Op-Ed: Data-Mining Lemons

By Kiran Aditham 

We welcome the return of our monthly contributor Simon Mathews, currently chief strategy officer at West Coast shop, Extractable, who’ s also worked on the strategy side at the likes of Isobar and Molecular during his career. As per usual, we’re not really sure how to preface Mathews’ entry, so let’s just let him do the talking. Take it away, sir.

For the last few days, I’ve been buried deep in a stack of spreadsheets analyzing an annual website user satisfaction survey for one of our clients. The client is a large business-to-business technology firm, primarily targeting engineers, and hence the survey is rich in specific questions around product interests, content consumption and ability to achieve key tasks. This rich data is augmented by connecting reported behavior (the survey) to actual behavior via web analytics to build an all-round picture of their audiences.

When deep in data I have a tendency to sometimes become somewhat (very?) distracted. This week, a particular weakness of mine, geographic trivia, got me sidetracked.  Did you know that, for example, since the revolution / war in Libya there is now no sovereign country in the world with a national flag that is a single solid color with no other markings on it?  So, obviously I love challenges such as the “View from your window” completion on the Daily Dish, where you have to guess a location based just on a photo taken from a hotel window, or Geo Guessr, where the challenge is based off a random Google street view.


While digging around trying to pinpoint a lone farmhouse in the Australian outback (thanks Geo Guessr) a couple of thoughts struck me.  First, that such a task is now eminently possible, thanks to the wealth of information and data available to everyone, instantly. And, how some businesses still don’t realize how this is changing their customers, but that is a topic for another day.

The second realization was how much of the information I was using to locate the Australian farmhouse was user-generated, social or crowd sourced. The photo from a family vacation posted on Flickr, the Yelp review of the local mechanic, the Tumblr of Australian farm equipment.  In my one Outback search I may have consumed some 20 pieces of such content before nailing down the location to a few hundred feet (Winning!).

Back on the client survey we had asked a number of social media-related questions this year. We asked about their personal social media usage as well as about their usage of social media in their professional life. Around half the respondents engaged in social media and user-generated content for ‘professional’ purposes and the vast majority (90%) of those that did, only used it for research. They, just like me with my geo-quiz obsession, were assimilating large amounts of content to make design and purchasing decisions about our client’s products, but were not sharing much (or any) content back out into the world.

This is not an unusual dilemma for a B2B company – knowing how important these sources of information are in purchase decisions, but how hard it is to get customers to share such content.  For this client, the insight was the highly disproportional size of the ‘consumers’ vs. ‘givers’ pools.

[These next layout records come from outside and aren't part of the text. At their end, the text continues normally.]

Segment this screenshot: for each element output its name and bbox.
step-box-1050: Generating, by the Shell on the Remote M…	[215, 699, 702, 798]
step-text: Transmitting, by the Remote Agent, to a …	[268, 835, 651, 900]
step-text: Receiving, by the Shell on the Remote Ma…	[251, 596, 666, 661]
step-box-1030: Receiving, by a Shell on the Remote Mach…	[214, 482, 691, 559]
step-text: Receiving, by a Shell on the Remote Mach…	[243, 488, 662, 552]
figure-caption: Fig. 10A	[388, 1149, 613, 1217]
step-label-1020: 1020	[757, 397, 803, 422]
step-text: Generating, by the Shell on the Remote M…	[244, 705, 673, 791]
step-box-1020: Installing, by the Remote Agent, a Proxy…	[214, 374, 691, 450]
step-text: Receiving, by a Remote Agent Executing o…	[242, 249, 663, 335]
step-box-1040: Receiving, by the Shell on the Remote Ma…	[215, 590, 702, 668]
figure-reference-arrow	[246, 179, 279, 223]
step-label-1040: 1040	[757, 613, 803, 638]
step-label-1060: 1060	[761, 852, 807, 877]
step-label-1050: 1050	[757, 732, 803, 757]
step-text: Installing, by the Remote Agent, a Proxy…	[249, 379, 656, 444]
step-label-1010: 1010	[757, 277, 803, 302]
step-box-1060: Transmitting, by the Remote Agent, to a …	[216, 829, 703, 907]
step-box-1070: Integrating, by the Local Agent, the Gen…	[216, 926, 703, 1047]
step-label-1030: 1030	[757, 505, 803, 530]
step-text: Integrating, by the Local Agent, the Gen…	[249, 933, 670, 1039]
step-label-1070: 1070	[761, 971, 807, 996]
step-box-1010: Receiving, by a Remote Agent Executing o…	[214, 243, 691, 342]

And when looking at more specific data points—for example, sub-types of their audience—Google+ was used more than LinkedIn or Facebook, and way ahead of Twitter. We also saw a lot of variation by audience type and product and content interest. This would lead us to form a new strategy where we may micro-target very specific pieces of content to highly relevant segments and then provide a set of more narrowly focused sharing tools. And by increasing sharing in each niche, we could potentially lift the overall of content sharing and re-use.

True, that bit of data-mining led to some useful insights and a new approach. Some of the other analysis led more towards the ‘lemon’ end of success spectrum. We did find patterns, but, what do they mean?

For example, users who visited the site more often (weekly/daily) were two times more likely to be using a laptop than a desktop computer to do so, than their less-frequent brethren. Clearly such a pattern piques our interest, but how can it help us?  Do we re-configure the page layout on detection of a frequent user, assuming they are using a laptop? Probably not.

Also we found that those who use social media more frequently rank their satisfaction with the site higher than less frequent users of social media. This site is light on social features today, so it’s not likely that the social features of the site are making users more satisfied. Could it be they are spending so much time on Facebook that they are just happy people? Probably not. Again, an interesting data point, but a bit of a dud in terms of actionable insight right now.

What we did find was an interesting pattern across a number of similar variables. Any factor that showed some level of higher engagement with the site (such as frequency, looking for more types of information, etc.) or any factor that seemed to show a more heavy web user (social media usage, sources of information used, etc.) had a positive correlation with overall satisfaction.

So if one used the site more, or generally used the web more, he/she ranked his/her satisfaction with the site higher. The natural follow up question the survey could not answer is whether we have skillfully built a site that engages frequent users or whether frequent visits makes a user more able to engage?

This is clearly where we can start a long conversation on the nature of digital ‘engagement’ but we will also hold that for another time.

For us, this data is leading to an actionable insight: That by adding more personalized tools, content and accelerators for our more frequent visitors (and other sophisticated users) we can drive deeper engagement and higher satisfaction, and hence higher revenue/value. And for less frequent users, we need to drive content that helps them to start the process of engaging deeper.

Data mining is valuable even when you keep hitting lemons, as deeper understanding of user behavior always pays off eventually.